Chinese-born filmmaker Chloe Zhao, who told a story of financially-stretched US van dwellers in Nomadland, has become the first Asian woman and second woman to win best director at the Academy Awards.
It was the first Oscar for Zhao, 39, who featured real-life nomads alongside actress Frances McDormand to show the lives of older Americans who travel from job to job to scrape together a living.
“I have always found goodness in the people I’ve met everywhere I went in the world,” Zhao said.
“This is for anyone who has the faith and the courage to hold on to the goodness in themselves and to hold on the goodness in other no matter how difficult it is to do that.”
Zhao was born in China and lived in Beijing until age 14, when she went to boarding school in London and later finished high school in Los Angeles.
After attending film school in New York, Zhao won acclaim for independent movies Songs My Brothers Taught Me, about the bond between a Native American brother and sister, and The Rider, the story of a young cowboy recovering from a serious head injury.
Just two women have won best director in the 93-year history of the awards. Kathryn Bigelow took the prize in 2010 for war thriller The Hurt Locker.
Zhao competed this year against Promising Young Woman director Emerald Fennell, marking the first time two women were nominated in the category at the same time.
She went into the ceremony as front-runner after picking up trophies from the Directors Guild of America, the Golden Globes, BAFTA, and multiple film critics groups.
Other contenders, in addition to Fennell, were David Fincher for Mank, Lee Isaac Chung for Minari and Thomas Vinterberg for Another Round.
Zhao’s upcoming films include Marvel Studios big-budget action flick Eternals, scheduled for release in November, and a sci-fi Western version of Dracula.
Vinterberg picked up the award for best international film, dedicating it to his 19-year-old daughter, who died in 2019 when a distracted driver struck the car his wife Helene Reingaard Neumann was driving.
“We wanted to make a film that celebrates life and four days into shooting, the impossible happened,” an emotional Vinterberg said from the stage at Union Station in Los Angeles.
“An accident on a highway took my daughter away. Someone looking into a cell phone.
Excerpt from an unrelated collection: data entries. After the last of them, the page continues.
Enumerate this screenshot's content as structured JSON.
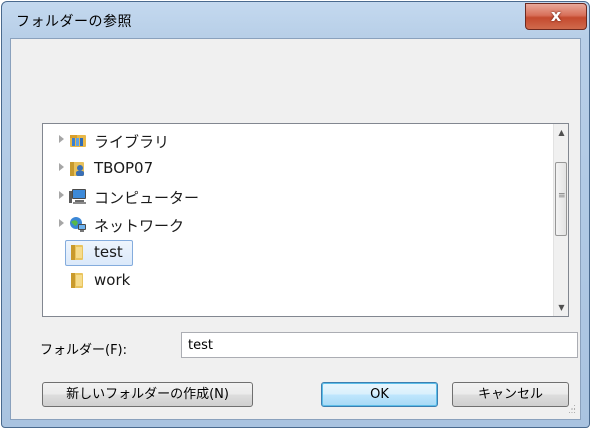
{
  "window": {
    "title": "フォルダーの参照",
    "close_glyph": "x"
  },
  "tree": {
    "items": [
      {
        "label": "ライブラリ",
        "icon": "library-icon",
        "expandable": true
      },
      {
        "label": "TBOP07",
        "icon": "user-folder-icon",
        "expandable": true
      },
      {
        "label": "コンピューター",
        "icon": "computer-icon",
        "expandable": true
      },
      {
        "label": "ネットワーク",
        "icon": "network-icon",
        "expandable": true
      },
      {
        "label": "test",
        "icon": "folder-icon",
        "expandable": false,
        "selected": true
      },
      {
        "label": "work",
        "icon": "folder-icon",
        "expandable": false
      }
    ]
  },
  "folder_field": {
    "label": "フォルダー(F):",
    "value": "test"
  },
  "buttons": {
    "new_folder": "新しいフォルダーの作成(N)",
    "ok": "OK",
    "cancel": "キャンセル"
  },
  "colors": {
    "title_bar": "#b8cfe8",
    "close_button": "#c44a2f",
    "selection_fill": "#dbe9fa",
    "selection_border": "#84acdd",
    "default_button": "#bee6fd"
  }
}
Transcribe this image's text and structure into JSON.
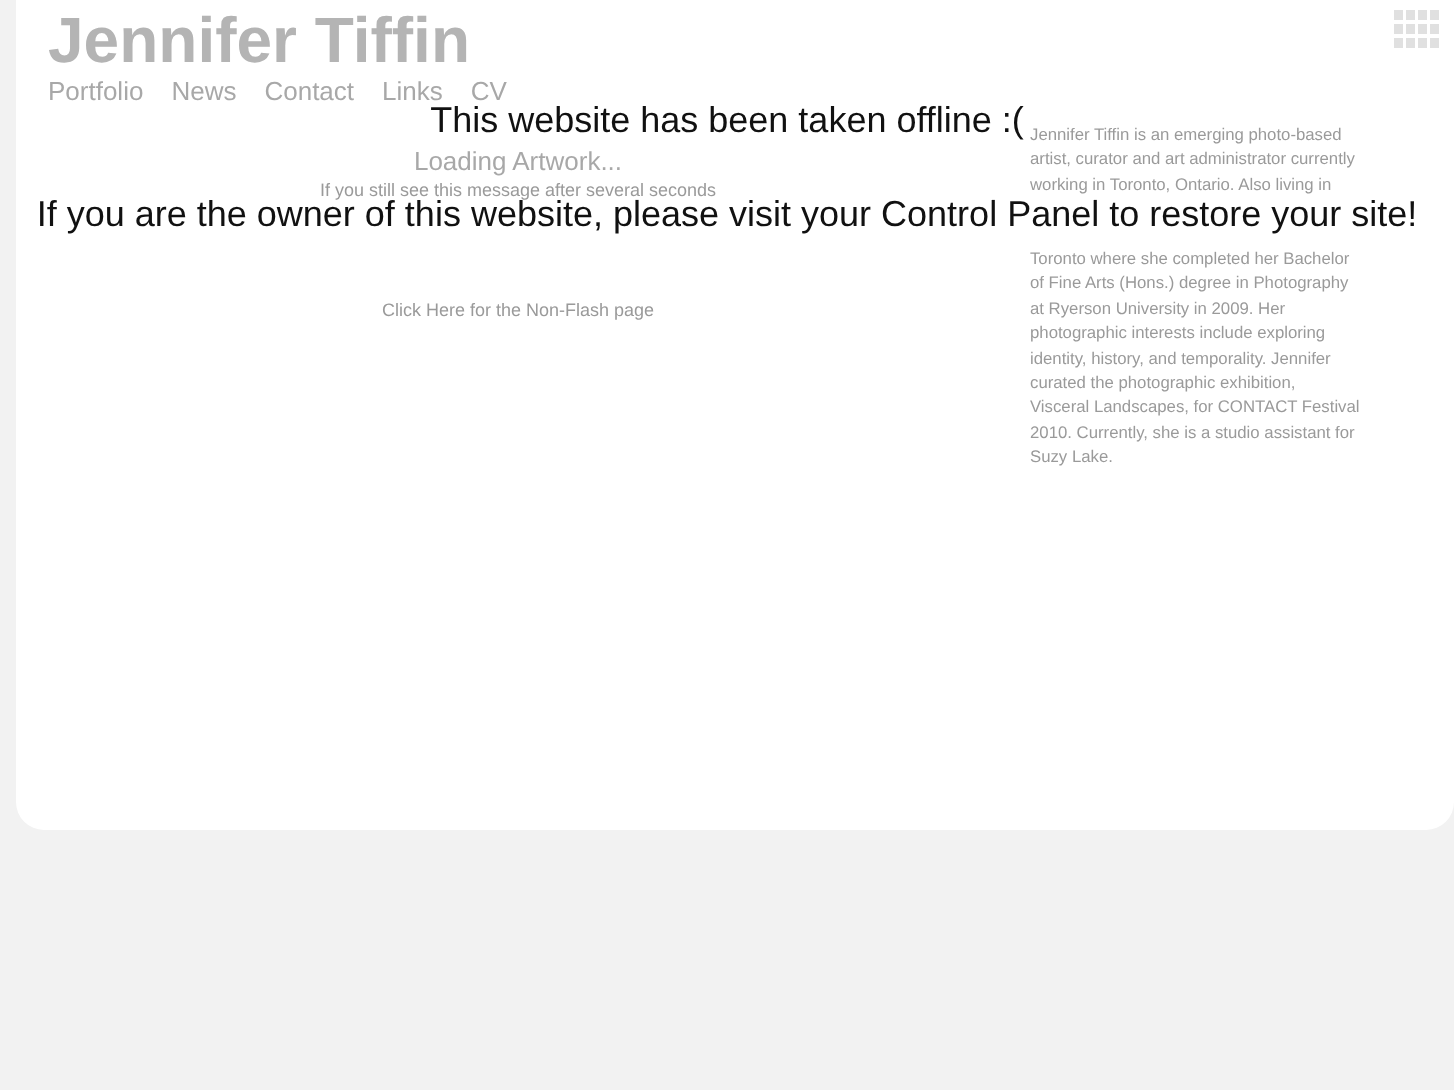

And we miss her and I love her.
“And … sorry … ah … two months before we shot this movie and two months before she died she was in Africa.
“She sent me a letter and she had just read the script, and she was glowing with excitement.
“She loved this and she felt seen by this. And she was supposed to be in this.”
Vinterberg said the movie, which was meant to be filmed at Ida’s high school, was a monument to his daughter.
“If anyone dares to believe that she is with us somehow, you will be able to see her clapping and cheering with us,” he said.
“We ended up making this movie for her, as her monument.
“So Ida, this is a miracle that just happened and you’re a part of this miracle. Maybe you’ve been pulling some strings somewhere, I don’t know, but this one is for you.”